Over the past three years, the UK Ministry of Defence (MOD) has recognised the transformative potential of Artificial Intelligence (AI) to enhance national defence. Documents like the Defence AI Strategy and Defence AI Playbook set a clear ambition to embed AI across both operational and support domains, from logistics and personnel management to frontline Intelligence, Surveillance and Reconnaissance (ISR), and Command and Control (C2). In these data-heavy environments, AI can help defence personnel cut through information overload and make faster, better decisions.

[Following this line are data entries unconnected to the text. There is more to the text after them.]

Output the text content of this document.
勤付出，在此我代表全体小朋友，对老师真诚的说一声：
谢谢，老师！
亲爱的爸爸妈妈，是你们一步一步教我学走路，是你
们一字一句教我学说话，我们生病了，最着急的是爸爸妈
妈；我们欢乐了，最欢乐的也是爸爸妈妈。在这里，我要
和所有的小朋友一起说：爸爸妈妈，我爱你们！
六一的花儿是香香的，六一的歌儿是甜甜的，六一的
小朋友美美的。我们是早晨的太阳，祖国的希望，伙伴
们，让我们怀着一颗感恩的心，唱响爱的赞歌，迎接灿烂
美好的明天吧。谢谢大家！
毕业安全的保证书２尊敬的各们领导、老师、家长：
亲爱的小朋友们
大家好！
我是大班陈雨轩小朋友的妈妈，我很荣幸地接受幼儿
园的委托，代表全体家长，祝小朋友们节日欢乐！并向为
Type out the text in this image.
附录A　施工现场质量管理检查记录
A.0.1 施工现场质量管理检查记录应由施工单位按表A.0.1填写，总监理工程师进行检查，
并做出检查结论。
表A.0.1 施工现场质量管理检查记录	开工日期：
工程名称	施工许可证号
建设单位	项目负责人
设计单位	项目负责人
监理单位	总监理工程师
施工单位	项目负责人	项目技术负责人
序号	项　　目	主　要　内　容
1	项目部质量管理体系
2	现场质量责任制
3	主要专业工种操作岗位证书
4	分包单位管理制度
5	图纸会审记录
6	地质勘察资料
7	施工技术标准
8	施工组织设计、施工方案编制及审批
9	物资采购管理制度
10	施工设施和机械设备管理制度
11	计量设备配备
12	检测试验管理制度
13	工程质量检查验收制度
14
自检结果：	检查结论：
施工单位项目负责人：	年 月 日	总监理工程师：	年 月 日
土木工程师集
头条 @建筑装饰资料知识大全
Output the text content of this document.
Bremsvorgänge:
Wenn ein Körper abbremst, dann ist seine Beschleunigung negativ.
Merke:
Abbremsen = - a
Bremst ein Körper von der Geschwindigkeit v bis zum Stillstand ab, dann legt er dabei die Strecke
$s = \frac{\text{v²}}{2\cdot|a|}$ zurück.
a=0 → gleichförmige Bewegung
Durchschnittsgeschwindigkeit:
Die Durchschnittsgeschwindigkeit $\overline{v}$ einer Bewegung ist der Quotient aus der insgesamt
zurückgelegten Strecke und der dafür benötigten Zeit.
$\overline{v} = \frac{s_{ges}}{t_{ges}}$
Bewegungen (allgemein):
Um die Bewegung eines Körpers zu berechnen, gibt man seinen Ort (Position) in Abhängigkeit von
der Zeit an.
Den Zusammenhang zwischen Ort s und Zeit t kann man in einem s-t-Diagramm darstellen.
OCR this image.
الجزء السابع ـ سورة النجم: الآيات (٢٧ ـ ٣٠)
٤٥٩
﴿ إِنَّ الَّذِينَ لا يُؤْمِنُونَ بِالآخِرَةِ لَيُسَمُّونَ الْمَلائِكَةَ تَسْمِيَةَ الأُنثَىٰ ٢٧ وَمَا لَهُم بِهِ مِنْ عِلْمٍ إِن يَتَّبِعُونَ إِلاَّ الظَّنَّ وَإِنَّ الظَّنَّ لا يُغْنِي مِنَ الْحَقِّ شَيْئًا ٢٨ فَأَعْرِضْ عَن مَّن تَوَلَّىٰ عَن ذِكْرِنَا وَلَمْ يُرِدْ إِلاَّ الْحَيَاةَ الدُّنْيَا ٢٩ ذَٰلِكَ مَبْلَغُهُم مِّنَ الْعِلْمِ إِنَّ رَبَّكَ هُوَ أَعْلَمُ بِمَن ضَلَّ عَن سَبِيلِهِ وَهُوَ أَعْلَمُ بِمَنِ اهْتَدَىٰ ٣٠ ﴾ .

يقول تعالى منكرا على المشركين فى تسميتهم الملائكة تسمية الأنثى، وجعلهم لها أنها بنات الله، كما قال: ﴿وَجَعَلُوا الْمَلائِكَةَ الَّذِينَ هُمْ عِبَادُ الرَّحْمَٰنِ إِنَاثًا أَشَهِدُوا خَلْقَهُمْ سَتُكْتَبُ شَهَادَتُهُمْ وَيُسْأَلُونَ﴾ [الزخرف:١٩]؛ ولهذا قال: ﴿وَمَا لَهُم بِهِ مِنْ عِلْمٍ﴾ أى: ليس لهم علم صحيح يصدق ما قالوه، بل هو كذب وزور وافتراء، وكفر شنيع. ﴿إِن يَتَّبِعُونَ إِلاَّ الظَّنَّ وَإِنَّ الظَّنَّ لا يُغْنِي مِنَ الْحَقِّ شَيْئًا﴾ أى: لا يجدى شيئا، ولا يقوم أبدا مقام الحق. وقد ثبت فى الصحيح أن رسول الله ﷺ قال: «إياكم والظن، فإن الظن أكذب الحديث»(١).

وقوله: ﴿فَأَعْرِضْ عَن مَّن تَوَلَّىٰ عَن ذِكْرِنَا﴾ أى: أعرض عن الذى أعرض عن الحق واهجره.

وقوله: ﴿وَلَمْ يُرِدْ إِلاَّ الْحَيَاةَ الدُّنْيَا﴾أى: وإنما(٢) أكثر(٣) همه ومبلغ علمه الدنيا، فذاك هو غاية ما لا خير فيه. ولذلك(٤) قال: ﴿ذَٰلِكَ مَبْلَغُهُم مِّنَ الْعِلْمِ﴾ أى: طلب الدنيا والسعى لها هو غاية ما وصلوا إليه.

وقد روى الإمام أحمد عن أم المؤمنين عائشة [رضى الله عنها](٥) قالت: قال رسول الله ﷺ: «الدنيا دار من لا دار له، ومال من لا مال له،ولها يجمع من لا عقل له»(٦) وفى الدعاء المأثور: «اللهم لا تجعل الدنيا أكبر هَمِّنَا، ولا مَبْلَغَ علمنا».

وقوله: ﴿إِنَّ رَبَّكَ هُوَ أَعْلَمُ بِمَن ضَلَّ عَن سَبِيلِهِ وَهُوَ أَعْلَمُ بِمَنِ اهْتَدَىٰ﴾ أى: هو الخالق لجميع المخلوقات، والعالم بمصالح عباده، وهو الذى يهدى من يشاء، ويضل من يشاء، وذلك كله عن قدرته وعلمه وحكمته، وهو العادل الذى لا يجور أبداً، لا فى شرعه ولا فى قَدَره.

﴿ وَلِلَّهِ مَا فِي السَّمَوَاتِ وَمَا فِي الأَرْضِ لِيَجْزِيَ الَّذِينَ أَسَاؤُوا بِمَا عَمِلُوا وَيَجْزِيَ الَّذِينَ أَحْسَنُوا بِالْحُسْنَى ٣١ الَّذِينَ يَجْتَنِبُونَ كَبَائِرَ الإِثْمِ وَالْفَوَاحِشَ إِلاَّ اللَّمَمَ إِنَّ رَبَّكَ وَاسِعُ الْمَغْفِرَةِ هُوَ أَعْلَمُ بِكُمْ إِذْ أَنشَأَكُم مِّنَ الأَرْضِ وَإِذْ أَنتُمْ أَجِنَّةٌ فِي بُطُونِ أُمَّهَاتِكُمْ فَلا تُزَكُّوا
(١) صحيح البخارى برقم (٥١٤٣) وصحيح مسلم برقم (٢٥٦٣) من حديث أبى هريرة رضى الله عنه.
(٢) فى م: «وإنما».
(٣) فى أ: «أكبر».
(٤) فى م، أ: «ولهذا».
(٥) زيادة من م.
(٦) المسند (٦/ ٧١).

This strategic intent is translating into real-world applications. For instance, Thales has deployed Maritime Mine Countermeasures (MMCM) systems using Unmanned Surface Vessels (USV) to detect and neutralise sea mines as part of the UK-France Mine Hunting Capability Programme. BAE Systems, in partnership with Cellula Robotics developed Herne, the UK’s first autonomous Extra-Large Underwater Vehicle (XLAUV), capable of executing missions without human input and delivered “from whiteboard to water” in 11 months.
These innovations show that cutting-edge AI capabilities are entering UK defence operations. However, this enthusiasm must be balanced with ethical and security considerations – chief among them the principle of Human-In-The-Loop (HITL): the idea that, regardless of an AI system’s sophistication, humans must remain ultimately accountable for its actions.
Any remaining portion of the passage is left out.